Senior advocate Sanjiv Sen, appearing for the corporations, told a bench headed by justice Dipak Misra that there was a need to adopt a balanced approach as lives of humans were equally important. Sen said the Capital had reported various incidents in which infants, children and elderly have been attacked, injured and even killed by stray dogs.
Sen made his submission during the hearing of a petition by People for Elimination of Stray Animals, which wants stray dogs to be killed as they are a nuisance. He requested the court to hear the corporations’ stand though the case came before it pursuant to a Bombay High Court verdict turning down the petitioner’s plea. Sen said efforts should be made to protect the man’s best friend but the extreme step to kill them should be taken in case the dog is identified as dangerous.
The SC accepted Sen’s request and also permitted the Animal Welfare Board to file an appeal against the Kerala High Court order that allows killing of stray dogs if proved to be a menace. The top court said it would decide the issue in the wake of conflicting judgements by two different high courts.
Last week the National Human Rights Commission also decided to examine whether animal rights can take precedence over human rights.
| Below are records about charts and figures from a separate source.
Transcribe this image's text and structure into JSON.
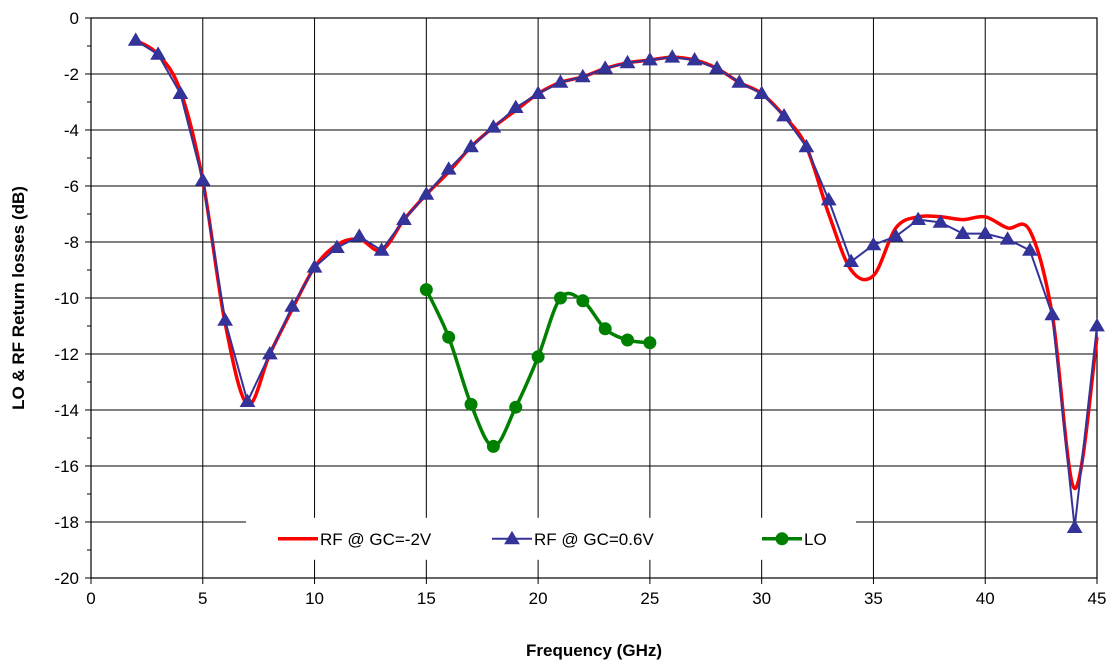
{
  "chart_data": {
    "type": "line",
    "title": "",
    "xlabel": "Frequency (GHz)",
    "ylabel": "LO & RF Return losses (dB)",
    "xlim": [
      0,
      45
    ],
    "ylim": [
      -20,
      0
    ],
    "x_ticks": [
      0,
      5,
      10,
      15,
      20,
      25,
      30,
      35,
      40,
      45
    ],
    "y_ticks": [
      0,
      -2,
      -4,
      -6,
      -8,
      -10,
      -12,
      -14,
      -16,
      -18,
      -20
    ],
    "grid": true,
    "legend_position": "bottom-center",
    "series": [
      {
        "name": "RF @ GC=-2V",
        "color": "#ff0000",
        "marker": "none",
        "smooth": true,
        "x": [
          2,
          3,
          4,
          5,
          6,
          7,
          8,
          9,
          10,
          11,
          12,
          13,
          14,
          15,
          16,
          17,
          18,
          19,
          20,
          21,
          22,
          23,
          24,
          25,
          26,
          27,
          28,
          29,
          30,
          31,
          32,
          33,
          34,
          35,
          36,
          37,
          38,
          39,
          40,
          41,
          42,
          43,
          44,
          45
        ],
        "y": [
          -0.8,
          -1.3,
          -2.6,
          -5.8,
          -10.9,
          -13.8,
          -12.0,
          -10.4,
          -8.9,
          -8.1,
          -7.9,
          -8.3,
          -7.2,
          -6.3,
          -5.5,
          -4.6,
          -3.9,
          -3.3,
          -2.7,
          -2.3,
          -2.1,
          -1.8,
          -1.6,
          -1.5,
          -1.4,
          -1.5,
          -1.8,
          -2.3,
          -2.7,
          -3.5,
          -4.6,
          -7.0,
          -9.0,
          -9.2,
          -7.5,
          -7.1,
          -7.1,
          -7.2,
          -7.1,
          -7.5,
          -7.6,
          -10.6,
          -16.8,
          -11.4
        ]
      },
      {
        "name": "RF @ GC=0.6V",
        "color": "#333399",
        "marker": "triangle",
        "smooth": false,
        "x": [
          2,
          3,
          4,
          5,
          6,
          7,
          8,
          9,
          10,
          11,
          12,
          13,
          14,
          15,
          16,
          17,
          18,
          19,
          20,
          21,
          22,
          23,
          24,
          25,
          26,
          27,
          28,
          29,
          30,
          31,
          32,
          33,
          34,
          35,
          36,
          37,
          38,
          39,
          40,
          41,
          42,
          43,
          44,
          45
        ],
        "y": [
          -0.8,
          -1.3,
          -2.7,
          -5.8,
          -10.8,
          -13.7,
          -12.0,
          -10.3,
          -8.9,
          -8.2,
          -7.8,
          -8.3,
          -7.2,
          -6.3,
          -5.4,
          -4.6,
          -3.9,
          -3.2,
          -2.7,
          -2.3,
          -2.1,
          -1.8,
          -1.6,
          -1.5,
          -1.4,
          -1.5,
          -1.8,
          -2.3,
          -2.7,
          -3.5,
          -4.6,
          -6.5,
          -8.7,
          -8.1,
          -7.8,
          -7.2,
          -7.3,
          -7.7,
          -7.7,
          -7.9,
          -8.3,
          -10.6,
          -18.2,
          -11.0
        ]
      },
      {
        "name": "LO",
        "color": "#008000",
        "marker": "circle",
        "smooth": true,
        "x": [
          15,
          16,
          17,
          18,
          19,
          20,
          21,
          22,
          23,
          24,
          25
        ],
        "y": [
          -9.7,
          -11.4,
          -13.8,
          -15.3,
          -13.9,
          -12.1,
          -10.0,
          -10.1,
          -11.1,
          -11.5,
          -11.6
        ]
      }
    ]
  }
}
Taking suo-motu cognizance of the recent spates of dog attacks in the Capital, it has sent a notice to Delhi government.
While giving the Delhi chief secretary and Union health secretary four weeks to reply, the Commission called for a wider debate by the civil society on pitting human rights against animal rights “in a situation where human lives are at risk due to attack by animals.”
Another SC bench is examining whether civic authorities can be asked to compensate a resident bitten by a stray dog.